The group of mycobacteria includes around 100 species. Most of these bacteria are non-pathogenic. This means that they do not cause disease in humans. They occur freely in the environment and are assigned to the non-tuberculous mycobacteria. These bacteria feed on the decomposition of dead organic matter. They can be detected in dust, seawater, freshwater, soil and groundwater. An example of such mycobacteria are the mycobacteria of the Mycobacterium terrae complex and the Mycobacterium fortuitum. The drinking water contains the species Mycobacterium gordnoae or Mycobacterium chelonae. Most pathogenic mycobacteria belong to the obligate pathogenic Mycobacterium tuberculosis complex. They live within phagocytes (macrophages) and thus belong to the parasites.

The mycobacteria that cause tuberculosis are common worldwide. According to the World Health Organization (WHO), one third of the world's population is infected with the bacteria. Every second, a new case of tuberculosis occurs. However, only a small proportion of infections actually lead to an outbreak of the disease. In Germany, there are approximately 4, 000 tuberculosis cases each year. The number of unreported cases is quite high. Especially in Bremen, Berlin and Hamburg, the disease is widespread in Germany.

Tuberculosis is most commonly transmitted through the inhalation of infectious aerosols. This transmission path is also referred to as droplet infection. For an infection with the mycobacteria, the inhalation of a few very small microdroplets containing only one to three pathogens is sufficient. Transmission via the bloodstream is also possible. This transmission path is rather rare. In the past, infection with contaminated food was quite common. Since milk has been pasteurized, the intestinal tuberculosis in humans in Germany is virtually non-existent.

The infection with the tuberculosis pathogens can also happen sexually or by smear infections. Furthermore, the bacteria can be transmitted to the child in infections of the uterus. The same applies to urogenital tuberculosis. Again, a transfer during the birthing process is possible.

Diseases & complaints

The most important cause of tuberculosis is Mycobacterium tuberculosis. Most infections are already blocked by the immune system in the airways.
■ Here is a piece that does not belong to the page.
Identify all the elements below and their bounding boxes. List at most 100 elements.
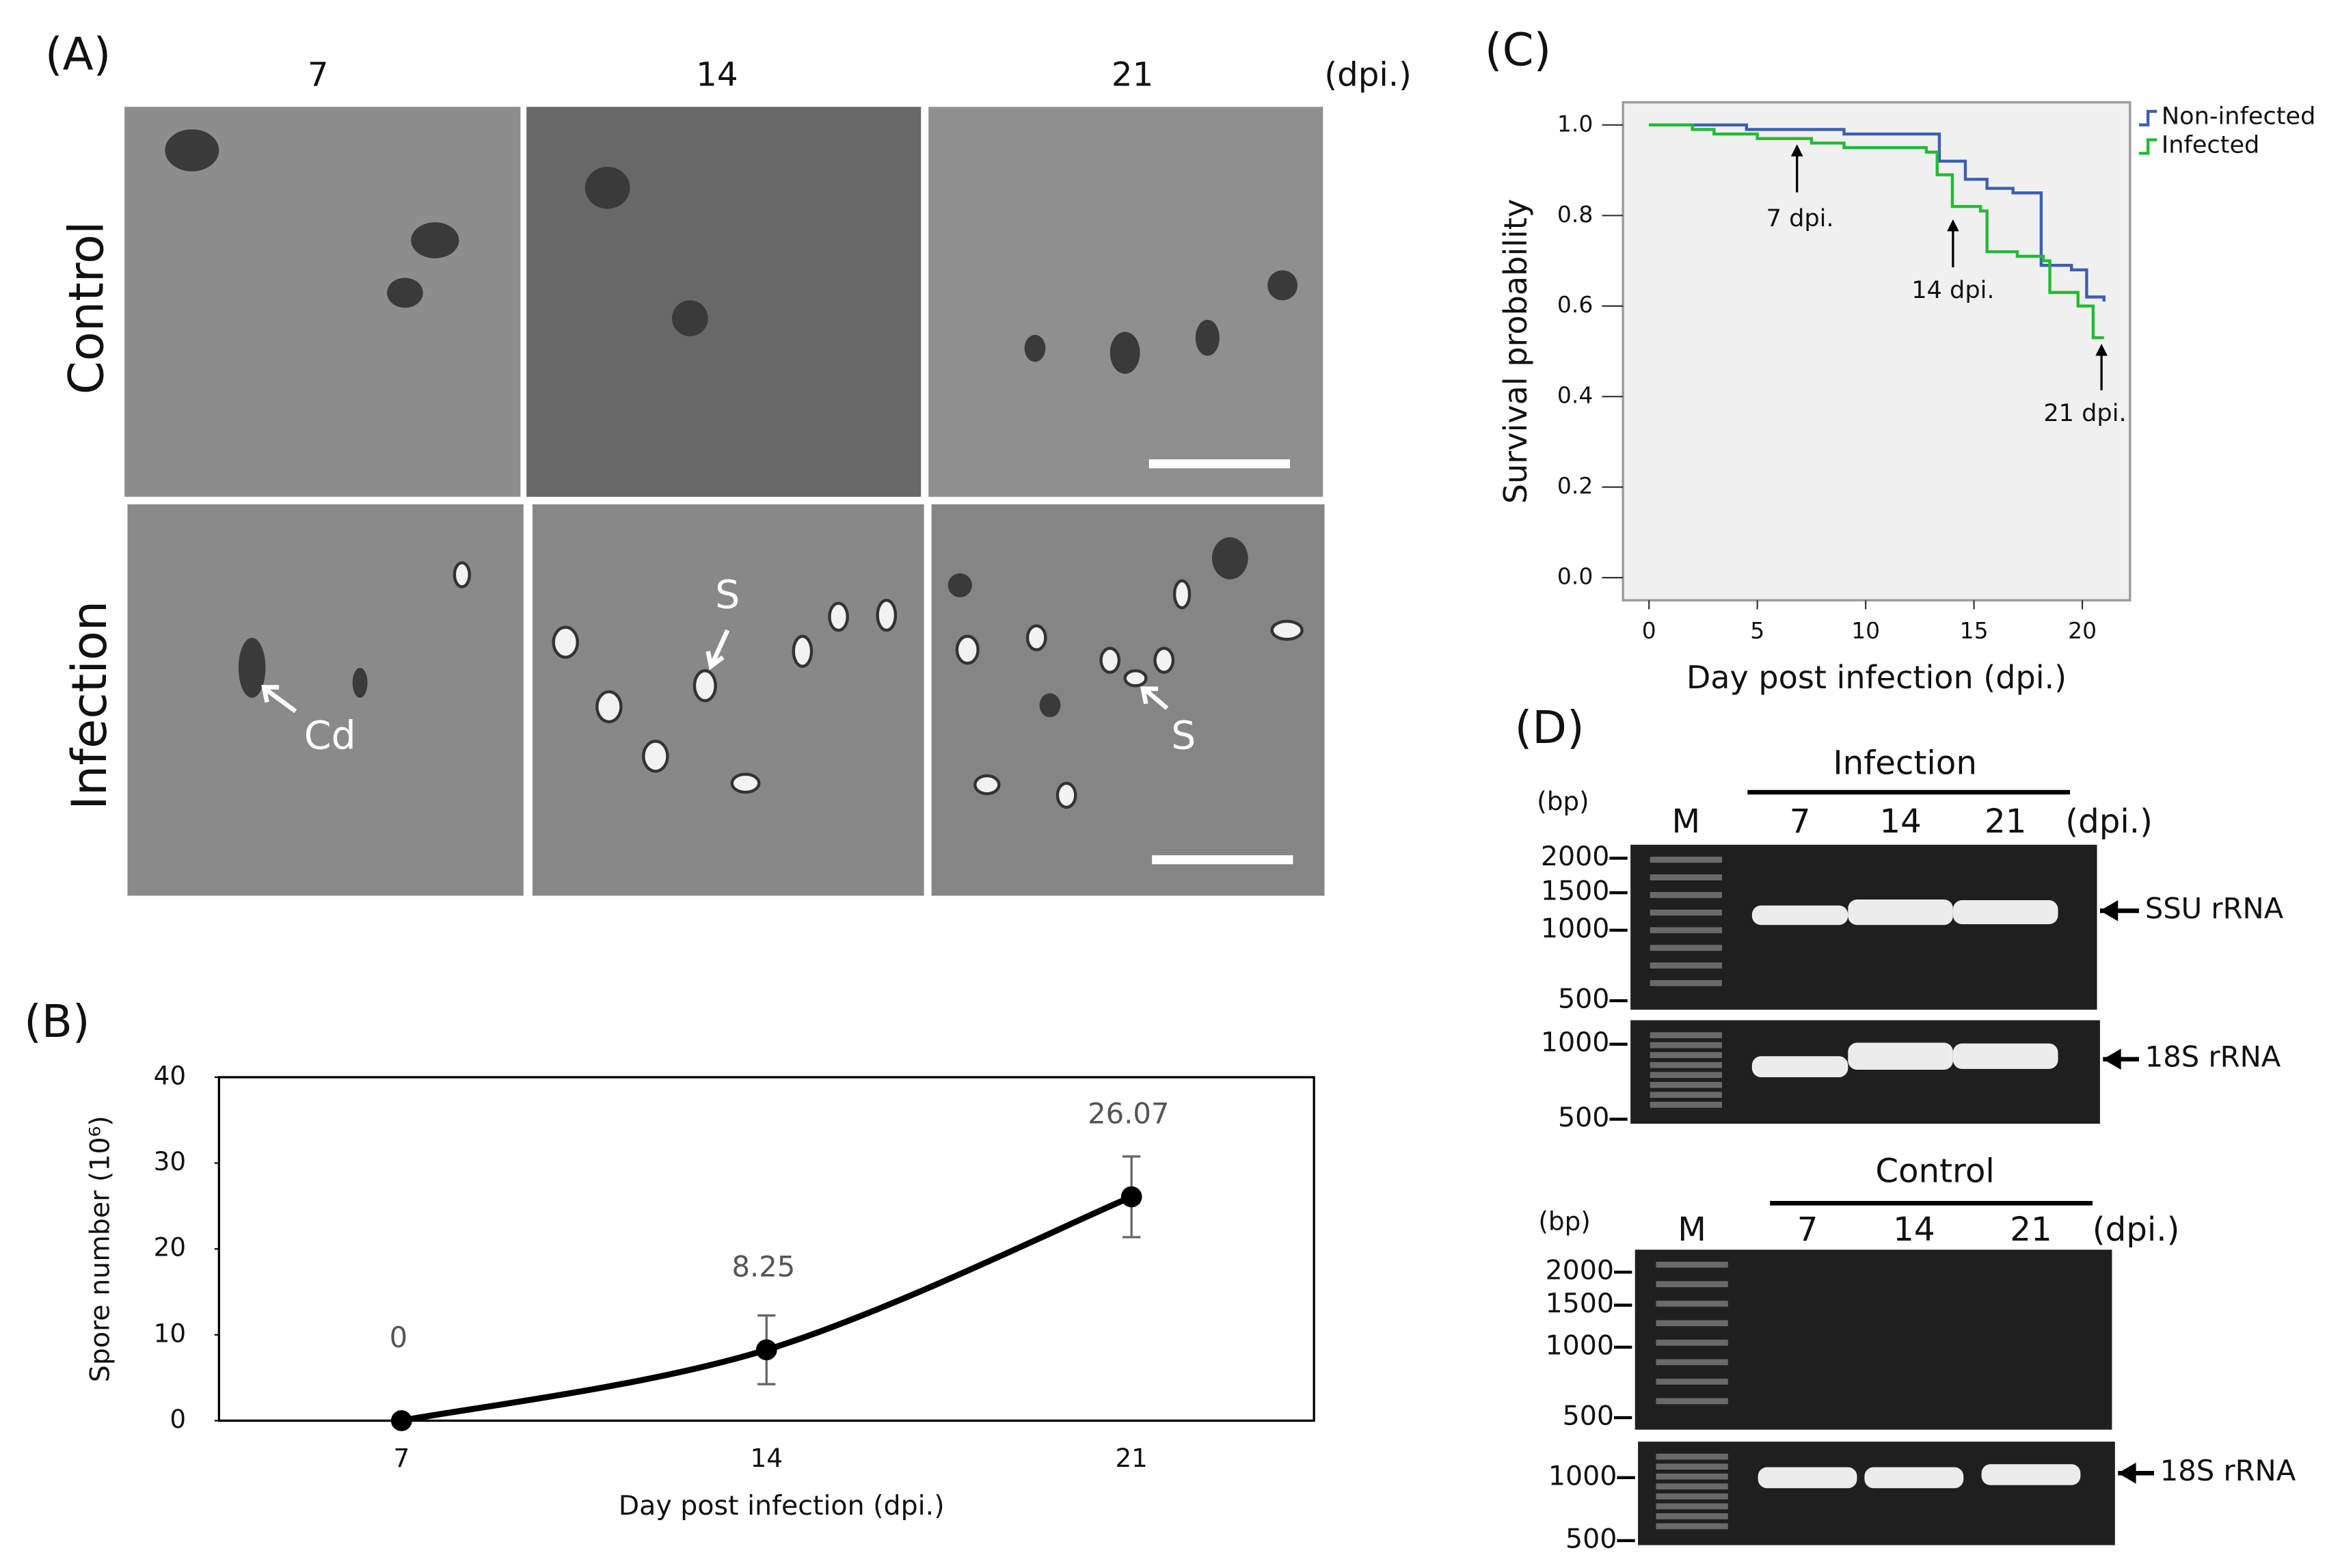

Only one-tenth of all infected people suffer from tuberculosis. Whether the disease breaks out depends above all on the state of the immune system. The nutritional status, the amount of bacteria absorbed and the frequency of contact with the pathogens also play a role. In alveoli, mycobacteria meet laryngeal cells (alveolar macrophages). These can absorb the pathogens, but do not destroy them due to the special cell wall. Therefore, the immune system of the body forms a kind of protective wall around the infection. This protective barrier consists of macrophages, Langhans giant cells, epithelioid cells and lymphocytes. Within this wall, an inflammatory focus develops with central necrosis (tissue descent). The structure of defense cells and inflammation is also referred to as tuberculous granuloma. Within this protective barrier, the mycobacterium is isolated and can do no further damage. It is hampered by the defense cells in the proliferation, but can live within the wall decades. If the immune system is not as strong as it was at the beginning of the infection, the barrier can break and the bacteria are released. It comes to a reinfection and, in a very poor state of the immune system, a miliary tuberculosis.

Basically, the course of tuberculosis can be divided into stages. The first symptoms are called primary tuberculosis. This stage is associated with uncharacteristic symptoms such as loss of appetite, night sweats, fever and fatigue. Other symptoms include coughing without sputum and hoarseness. When the bacteria spread in the blood, a serious clinical picture develops with fever, weight loss, cough and shortness of breath. Also, a tuberculous meningitis, a meningitis, may arise. In case of extreme immune deficiency, sepsis may develop, which usually ends in death.

In ten percent of all infected the disease breaks out later than secondary tuberculosis. Typical symptoms of secondary tuberculosis include persistent coughing with mucous expectoration, fatigue, night sweats, chest pain and dyspnoea.